A first-term recall election isn’t outside of the realm of political feasibility if things get really bad with brownouts on top of higher electric bills. All this will happen on his watch if he succeeds in closing the plant in 2012. That’s just two years from now into a four-year term.
How much power does Shumlin really have?
The decision to close the reactor isn’t Vermont’s to make. The NRC issues the license, not the state legislature. Entergy spokesman Larry Smith said as much following Shumlin’s tour of the plant.

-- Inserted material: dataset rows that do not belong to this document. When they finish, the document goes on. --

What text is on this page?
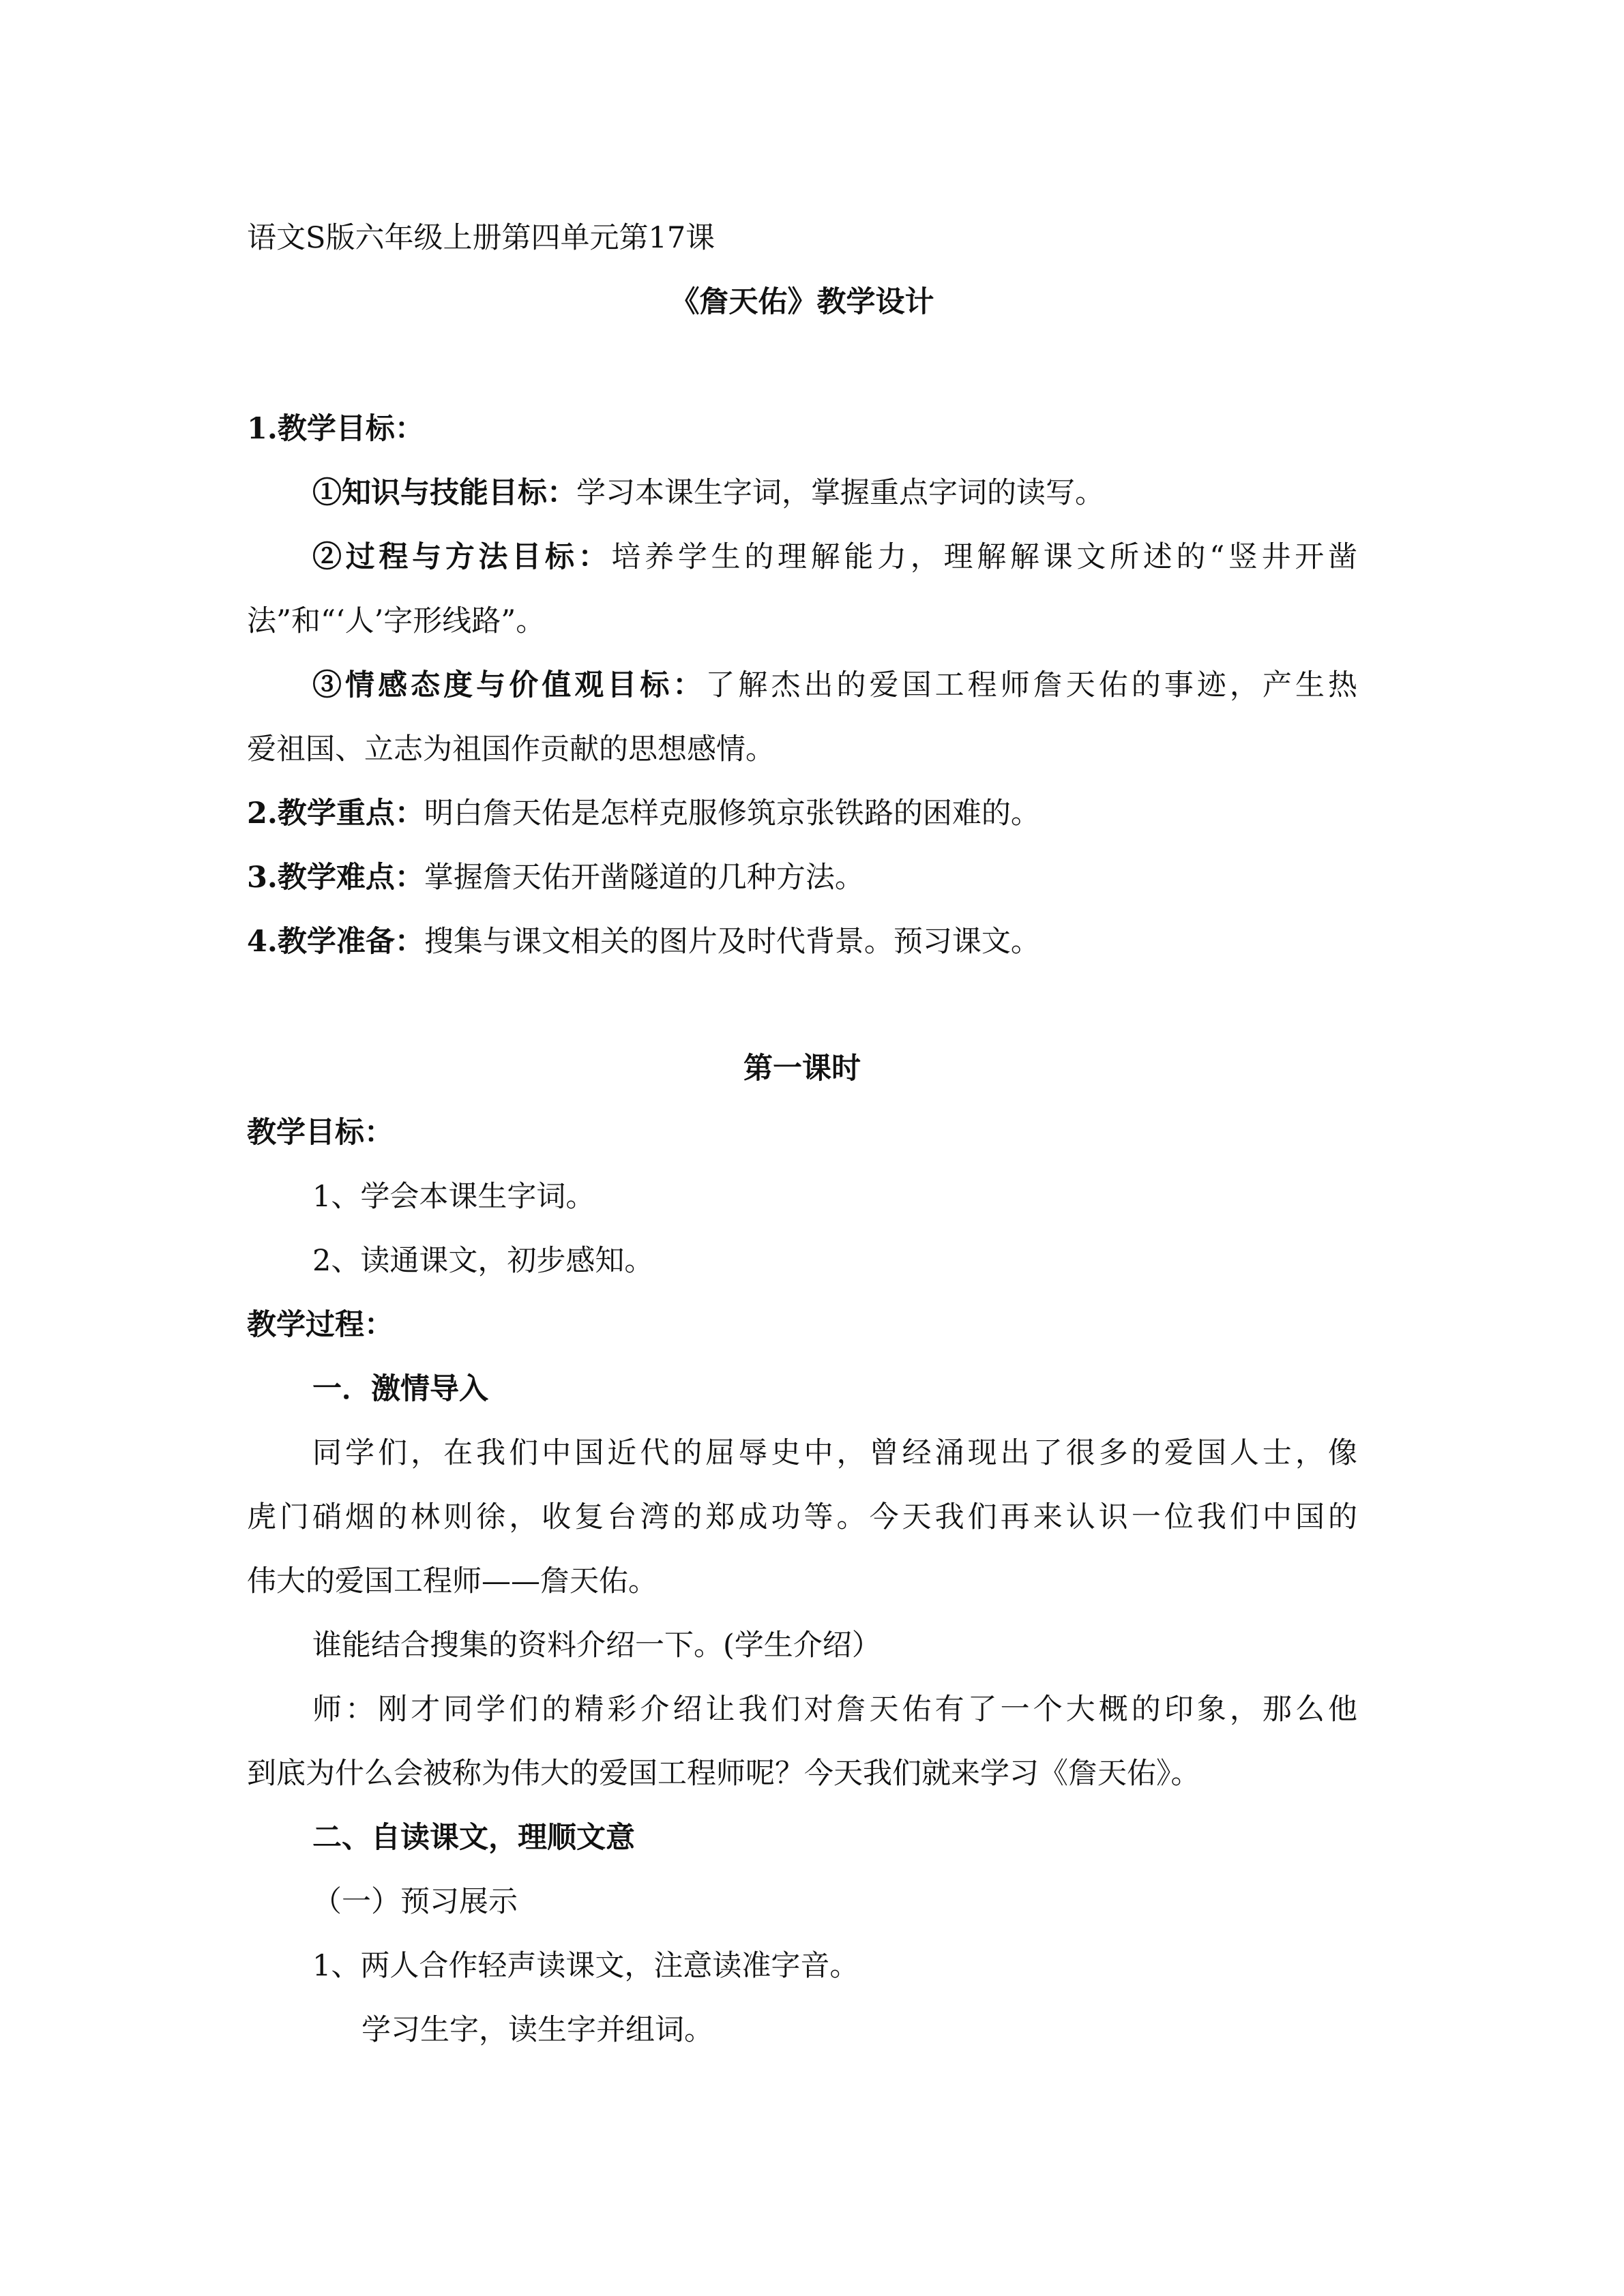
语文S版六年级上册第四单元第17课
《詹天佑》教学设计
1.教学目标：
①知识与技能目标：学习本课生字词，掌握重点字词的读写。
②过程与方法目标：培养学生的理解能力，理解解课文所述的“竖井开凿
法”和“‘人’字形线路”。
③情感态度与价值观目标：了解杰出的爱国工程师詹天佑的事迹，产生热
爱祖国、立志为祖国作贡献的思想感情。
2.教学重点：明白詹天佑是怎样克服修筑京张铁路的困难的。
3.教学难点：掌握詹天佑开凿隧道的几种方法。
4.教学准备：搜集与课文相关的图片及时代背景。预习课文。
第一课时
教学目标：
1、学会本课生字词。
2、读通课文，初步感知。
教学过程：
一．激情导入
同学们，在我们中国近代的屈辱史中，曾经涌现出了很多的爱国人士，像
虎门硝烟的林则徐，收复台湾的郑成功等。今天我们再来认识一位我们中国的
伟大的爱国工程师——詹天佑。
谁能结合搜集的资料介绍一下。(学生介绍）
师：刚才同学们的精彩介绍让我们对詹天佑有了一个大概的印象，那么他
到底为什么会被称为伟大的爱国工程师呢？今天我们就来学习《詹天佑》。
二、自读课文，理顺文意
（一）预习展示
1、两人合作轻声读课文，注意读准字音。
学习生字，读生字并组词。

“We are moving forward with our plans at the federal level to get a new license from the Nuclear Regulatory Commission and to seek approval from the Vermont Legislature and a certificate of public good from the Public Service Board,” Smith said.
That outcome might be based on some changes at Vermont Yankee that even an anti-nuclear arch druid like Shumlin might find to be an attractive alternative to sky high electricity rates and ignominiously losing his job over them.
What price license renewal?
According to WCAX TYV, a new owner at the plant and a new, low-price power agreement might stop lawmakers from pulling the plug. Entergy has confirmed it is talking with other utilities about selling the reactor and transferring its license. A deal would be contingent on settling issues with the Vermont legislature.
A politically savvy source in Vermont told this blog in November Shumlin “gets it” that political reality will require him to make a deal over the future of Vermont Yankee. The only question now is how he gets there and what the deal looks like to voters in terms of its impact on their checkbooks.
Several people have sent comments suggesting the if the current or future owner(s) of Vermont Yankee made a substantial contribution to the Vermont Clean Energy Development Fund, on order of several $millions, that would appease Gov-elect Shumlin.
This sounds at first like a bribe. In in Germany Chancellor Angela Merkel imposed a 50% profits tax on the nation’s 17 operating nuclear reactors to generate about $2.3 billion annually for renewable technologies.
This is a proposal for piracy operating under the delusion that solar energy makes any sense in Vermont, which has the same lousy winters as Germany in terms of days of sunshine.